Your pup looks just like my pup. You will notice slight difference in the waves in the fur. Angel looked flat and dule for a bit now you can see waves and feathering on the legs and tail. Her tail has funniest looking tip of fur, the real feathering is on her legs.


----------



## Good as Gold (Nov 30, 2016)

panoefeng said:


> Hi guys, my puppy is almost 16weeks which is 4 months, but he does not have fluffy coat that I usually see other golden puppys have. I am wondering if this is normal and how old will he start to develop the mature coat like others. Or maybe someone can comment if my puppy is a pure golden or a mix.

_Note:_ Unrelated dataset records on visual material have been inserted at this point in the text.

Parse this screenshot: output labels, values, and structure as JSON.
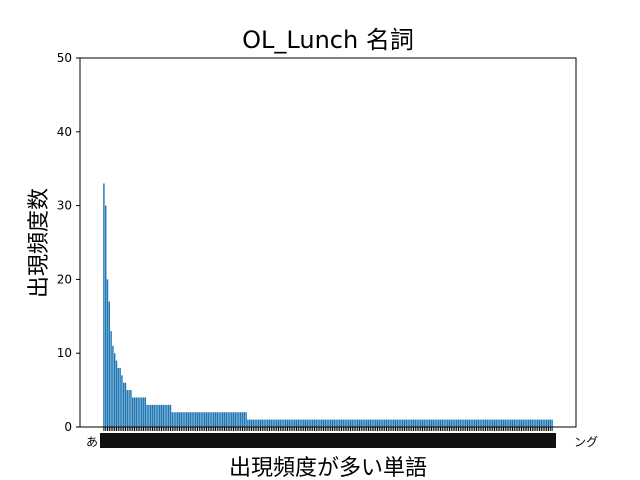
{
  "chart_data": {
    "type": "bar",
    "title": "OL_Lunch 名詞",
    "xlabel": "出現頻度が多い単語",
    "ylabel": "出現頻度数",
    "ylim": [
      0,
      50
    ],
    "yticks": [
      0,
      10,
      20,
      30,
      40,
      50
    ],
    "grid": false,
    "bar_color": "#1f77b4",
    "visible_category_labels": {
      "first_fragment": "あ",
      "last_fragment": "ング"
    },
    "values": [
      33,
      30,
      20,
      17,
      13,
      11,
      10,
      9,
      8,
      8,
      7,
      6,
      6,
      5,
      5,
      5,
      4,
      4,
      4,
      4,
      4,
      4,
      4,
      4,
      3,
      3,
      3,
      3,
      3,
      3,
      3,
      3,
      3,
      3,
      3,
      3,
      3,
      3,
      2,
      2,
      2,
      2,
      2,
      2,
      2,
      2,
      2,
      2,
      2,
      2,
      2,
      2,
      2,
      2,
      2,
      2,
      2,
      2,
      2,
      2,
      2,
      2,
      2,
      2,
      2,
      2,
      2,
      2,
      2,
      2,
      2,
      2,
      2,
      2,
      2,
      2,
      2,
      2,
      2,
      2,
      1,
      1,
      1,
      1,
      1,
      1,
      1,
      1,
      1,
      1,
      1,
      1,
      1,
      1,
      1,
      1,
      1,
      1,
      1,
      1,
      1,
      1,
      1,
      1,
      1,
      1,
      1,
      1,
      1,
      1,
      1,
      1,
      1,
      1,
      1,
      1,
      1,
      1,
      1,
      1,
      1,
      1,
      1,
      1,
      1,
      1,
      1,
      1,
      1,
      1,
      1,
      1,
      1,
      1,
      1,
      1,
      1,
      1,
      1,
      1,
      1,
      1,
      1,
      1,
      1,
      1,
      1,
      1,
      1,
      1,
      1,
      1,
      1,
      1,
      1,
      1,
      1,
      1,
      1,
      1,
      1,
      1,
      1,
      1,
      1,
      1,
      1,
      1,
      1,
      1,
      1,
      1,
      1,
      1,
      1,
      1,
      1,
      1,
      1,
      1,
      1,
      1,
      1,
      1,
      1,
      1,
      1,
      1,
      1,
      1,
      1,
      1,
      1,
      1,
      1,
      1,
      1,
      1,
      1,
      1,
      1,
      1,
      1,
      1,
      1,
      1,
      1,
      1,
      1,
      1,
      1,
      1,
      1,
      1,
      1,
      1,
      1,
      1,
      1,
      1,
      1,
      1,
      1,
      1,
      1,
      1,
      1,
      1,
      1,
      1,
      1,
      1,
      1,
      1,
      1,
      1,
      1,
      1,
      1,
      1,
      1,
      1,
      1,
      1,
      1,
      1,
      1,
      1,
      1,
      1
    ]
  }
}
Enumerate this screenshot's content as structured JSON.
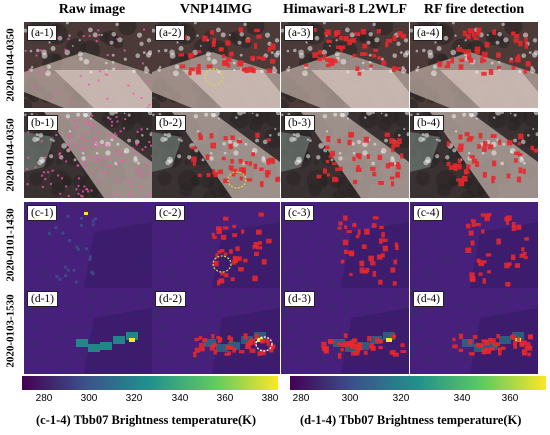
{
  "columns": [
    "Raw image",
    "VNP14IMG",
    "Himawari-8 L2WLF",
    "RF fire detection"
  ],
  "rows": [
    {
      "date": "2020-0104-0350",
      "panels": [
        "(a-1)",
        "(a-2)",
        "(a-3)",
        "(a-4)"
      ]
    },
    {
      "date": "2020-0104-0350",
      "panels": [
        "(b-1)",
        "(b-2)",
        "(b-3)",
        "(b-4)"
      ]
    },
    {
      "date": "2020-0101-1430",
      "panels": [
        "(c-1)",
        "(c-2)",
        "(c-3)",
        "(c-4)"
      ]
    },
    {
      "date": "2020-0103-1530",
      "panels": [
        "(d-1)",
        "(d-2)",
        "(d-3)",
        "(d-4)"
      ]
    }
  ],
  "colorbars": [
    {
      "ticks": [
        "280",
        "300",
        "320",
        "340",
        "360",
        "380"
      ],
      "label": "(c-1-4) Tbb07 Brightness temperature(K)"
    },
    {
      "ticks": [
        "280",
        "300",
        "320",
        "340",
        "360"
      ],
      "label": "(d-1-4) Tbb07 Brightness temperature(K)"
    }
  ],
  "colors": {
    "fire": "#e8282c",
    "viridis": [
      "#440154",
      "#3b528b",
      "#21918c",
      "#5ec962",
      "#fde725"
    ]
  }
}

Your puppy looks great. Here's a little food for thought: My previous golden was my first. When he lost the initial puppy fluff and the adult coat was growing in, around 8 months or so I stressed a bit... how come it isn't as full and thick and fluffy as those Golden's fur I've seen in pictures?? But, it did grow in, taking about a year a a half or so (I forget exactly) to reach full growth. It then looked beautiful!! And shed/molted all the time, of course. This go around, I am enjoying the fact that at my pup's current 8 month old age, we do not yet have that beautiful, full flowing coat because I know it will grow in eventually and the shedding is a lot less while it lasts!! So relax, your pup is great - enjoy!!


----------



## ScottTheMurse (Jul 30, 2017)

Your pup looks like my little Bailey. She is about to turn 4 months but has a very short coat. I always get asked what kind of dog she is. I'm sure both of their coats will start to grow soon!


----------



## CactusJack (Jul 6, 2017)

Your dog looks identical to Duke! He turned 16 weeks yesterday.


----------